His numbers are staggering, yet what do we remember Banks for? His decency.

“You must try to generate happiness within yourself,” he once said. “If you aren’t happy in one place, chances are you won’t be happy anyplace.”

That man died Friday night. And we’re supposed to care about someone like Belichick today?

We’re supposed to put the spotlight on the guy who, in the wake of yet another cheating scandal that he is implicated in, responded like this:

“The National Football League is investigating this situation. We have cooperated fully, quickly and completely with every request that they have made; [we] continue to be cooperative in any way that we can. I have no explanation for what happened. That’s what they’re looking into. So I can’t comment on what they’re doing. That’s something that you should talk to them about.”

They are on the opposite sides of the humanity spectrum, Banks and Belichick. Oh, we are to believe that deep down, in a corner somewhere under that hoodie, that Belichick is really a decent person. Jim Brown once declared in a Boston Globe profile that he “loved” Belichick, who helped Brown with his work with gang youth and prisoners — as if this absolves Belichick from the poison he spreads publicly, as if this shields him from treating people with decency.

It’s the mob boss defense — look at the hospital wings and school libraries he has built, how can this man be dark of heart?

Banks? His heart was like the sun, warming everyone around him.

“It all comes down to friendship, treating people right” — the world according to Banks.

The irony is that Banks never won a championship, and was part of the legendary Cubs collapse in 1969 against the Miracle Mets.
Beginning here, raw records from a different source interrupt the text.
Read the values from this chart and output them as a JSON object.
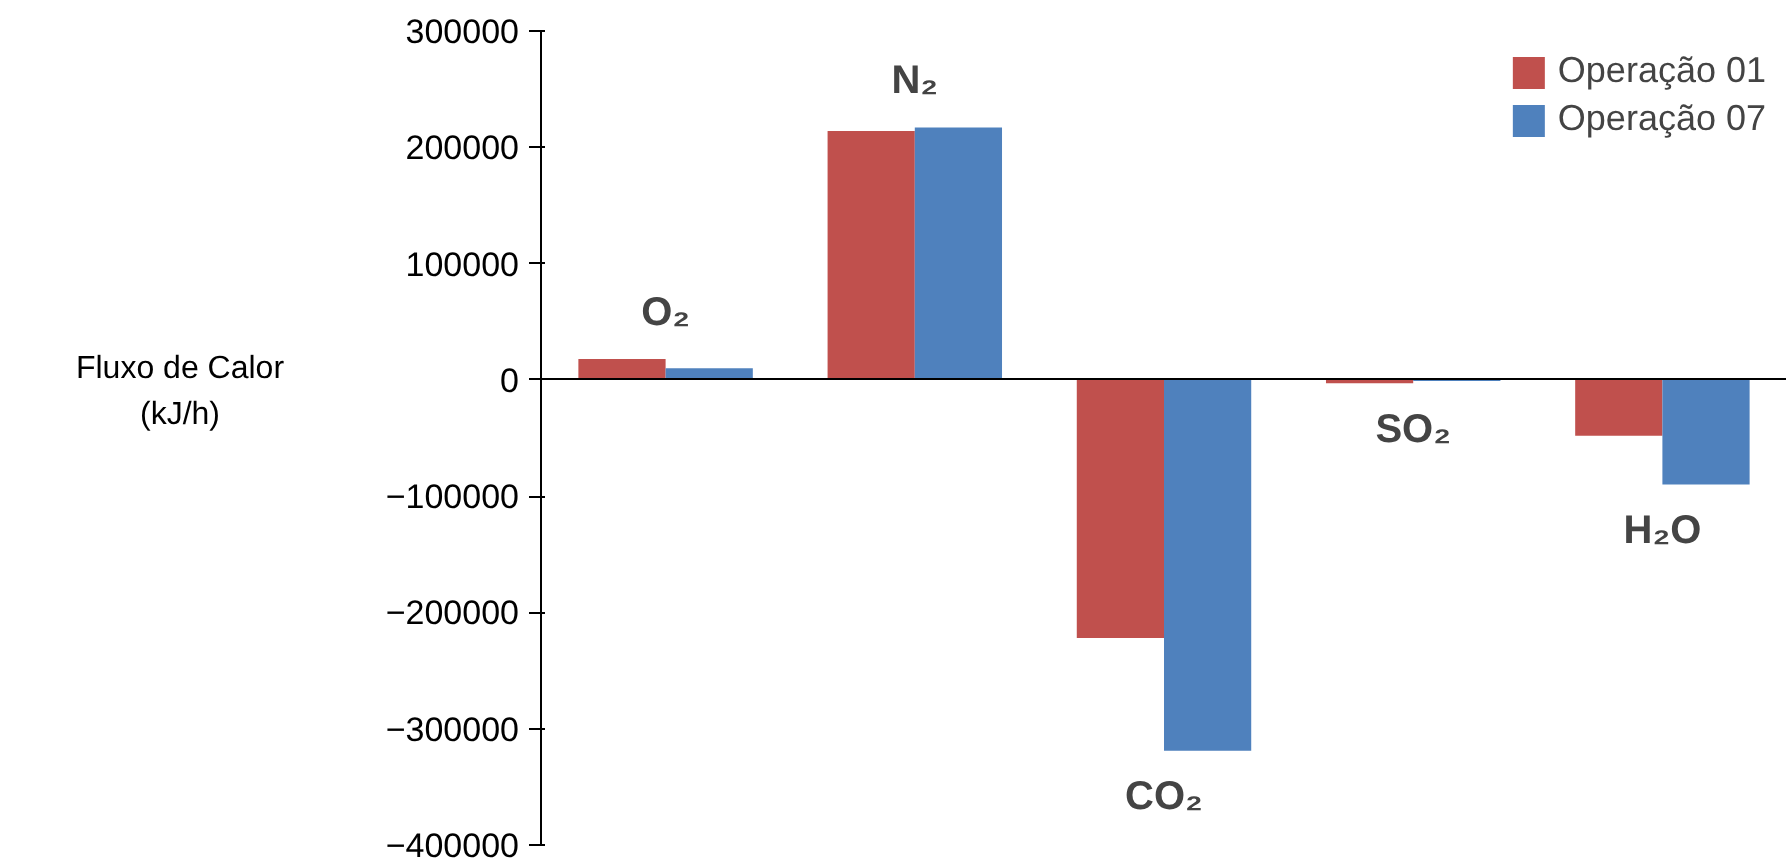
{
  "chart_data": {
    "type": "bar",
    "ylabel": "Fluxo de Calor\n(kJ/h)",
    "categories": [
      "O₂",
      "N₂",
      "CO₂",
      "SO₂",
      "H₂O"
    ],
    "series": [
      {
        "name": "Operação 01",
        "color": "#c0504d",
        "values": [
          18000,
          214000,
          -222000,
          -3000,
          -48000
        ]
      },
      {
        "name": "Operação 07",
        "color": "#4f81bd",
        "values": [
          10000,
          217000,
          -319000,
          -1000,
          -90000
        ]
      }
    ],
    "ylim": [
      -400000,
      300000
    ],
    "yticks": [
      -400000,
      -300000,
      -200000,
      -100000,
      0,
      100000,
      200000,
      300000
    ],
    "legend": "top right",
    "tick_labels": "y"
  }
}
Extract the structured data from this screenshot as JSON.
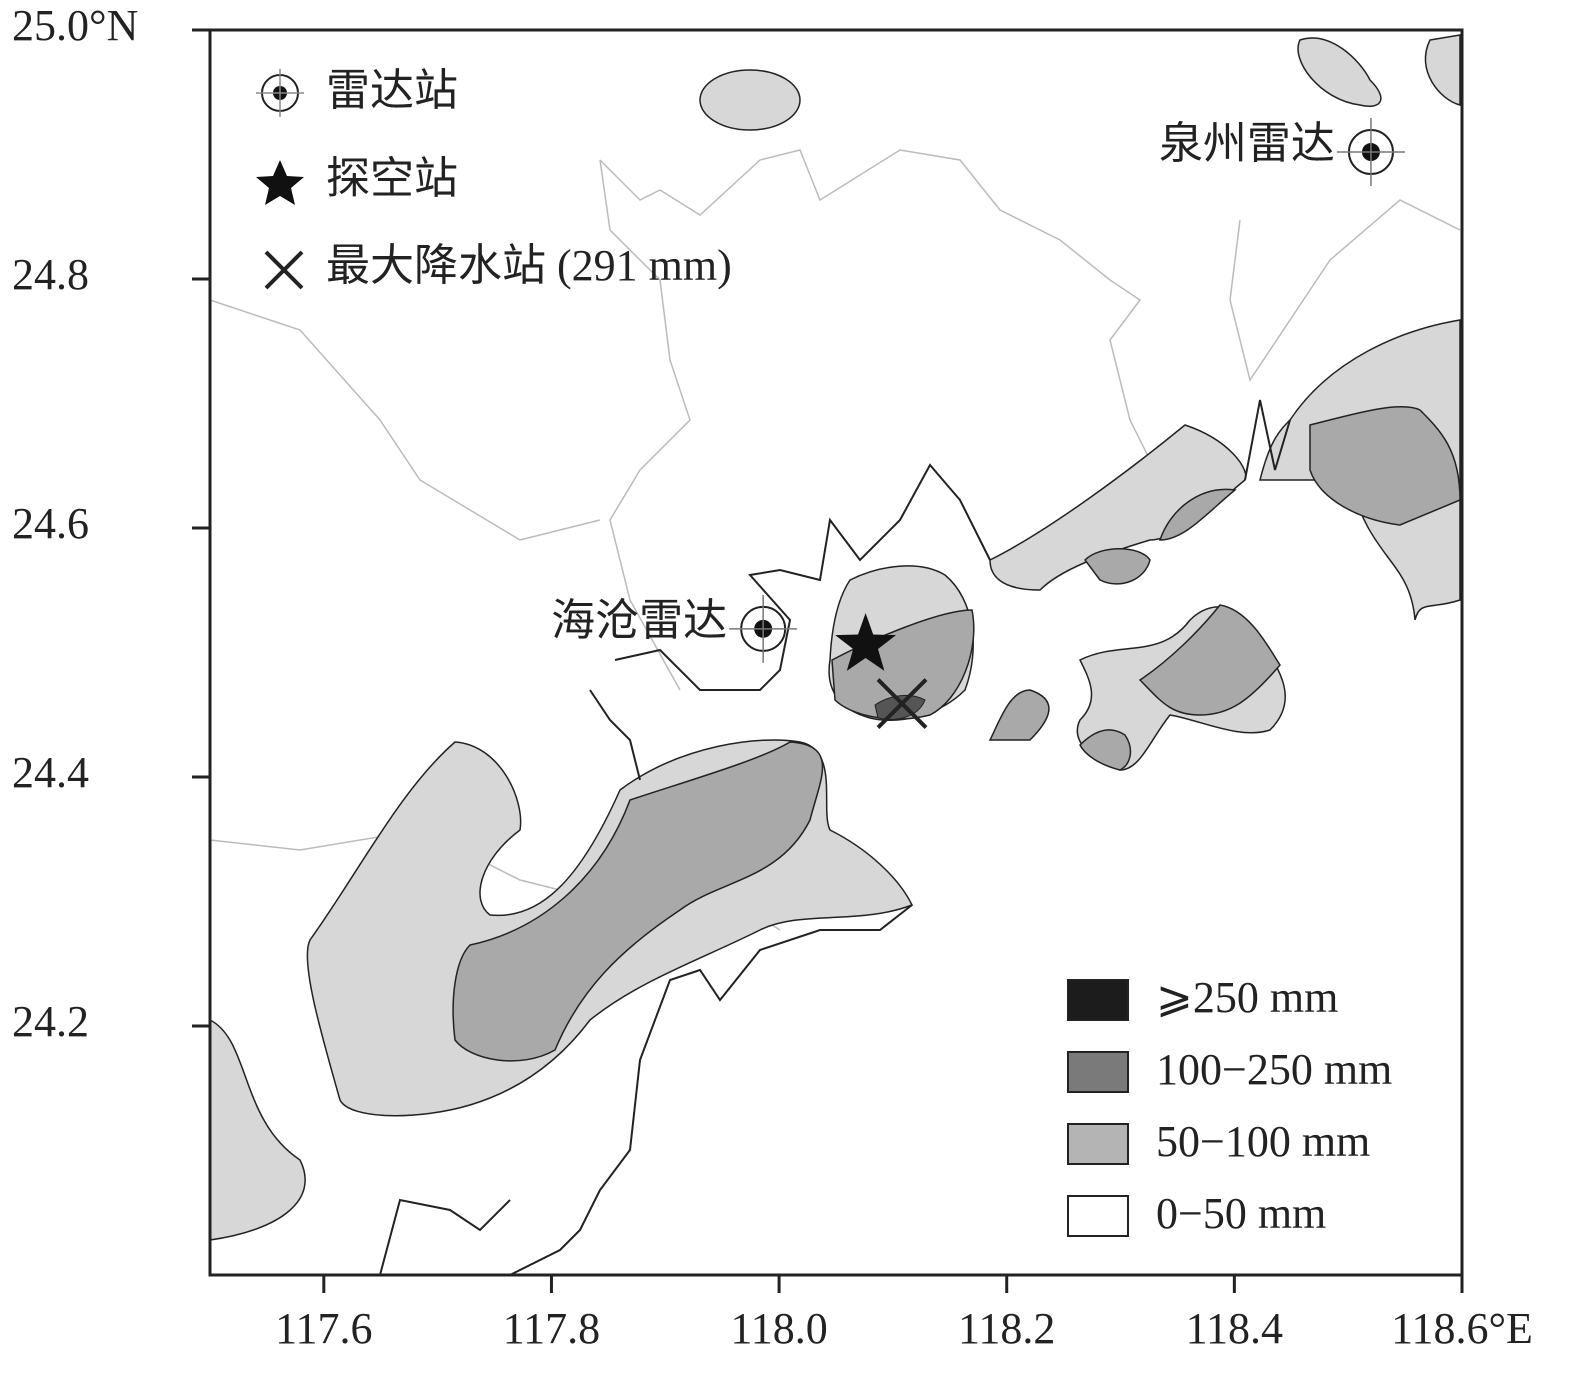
{
  "chart_data": {
    "type": "map",
    "xlim": [
      117.5,
      118.6
    ],
    "ylim": [
      24.0,
      25.0
    ],
    "xticks": [
      117.6,
      117.8,
      {
        "value": 118,
        "label": "118.0"
      },
      118.2,
      118.4,
      {
        "value": 118.6,
        "label": "118.6°E"
      }
    ],
    "yticks": [
      24.2,
      24.4,
      24.6,
      24.8,
      {
        "value": 25,
        "label": "25.0°N"
      }
    ],
    "symbol_legend": [
      "雷达站",
      "探空站",
      "最大降水站 (291 mm)"
    ],
    "radars": [
      {
        "name": "海沧雷达",
        "lon": 117.986,
        "lat": 24.519
      },
      {
        "name": "泉州雷达",
        "lon": 118.52,
        "lat": 24.902
      }
    ],
    "sounding_station": {
      "lon": 118.076,
      "lat": 24.506
    },
    "max_precip_station": {
      "lon": 118.108,
      "lat": 24.459
    },
    "rain_legend": {
      "categories": [
        "⩾250 mm",
        "100−250 mm",
        "50−100 mm",
        "0−50 mm"
      ],
      "colors": [
        "#1c1c1c",
        "#7a7a7a",
        "#b4b4b4",
        "#ffffff"
      ]
    }
  }
}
Belichick has won three Super Bowls, five AFC titles and is now appearing in his sixth Super Bowl.

Yet Banks received the Presidential Medal of Freedom — the highest civilian award in the United States, recognized those who have made “an especially meritorious contribution to the security or national interests of the United States, world peace, cultural or other significant public or private endeavors.”
That’s a champion.

“It means everything to me,” Banks said, when the announcement came in 2013 that he would receive the honor. “It means everything to me. It means life is just wonderful. When you do things to try to help people and share things, it really comes back to you.”

And when you treat people like they are less than human, it really comes back to you as well.

Banks built up a Fort Knox vault of goodwill. Belichick has a vault, too, only his is filled with venom, and it’s gushing out now with the attacks against him. Deflategate isn’t about air in a football. It’s about justice towards someone whose public currency for people has been contempt.

It’s about payback.

Ernie Banks died Friday at the age of 83. His currency was happiness.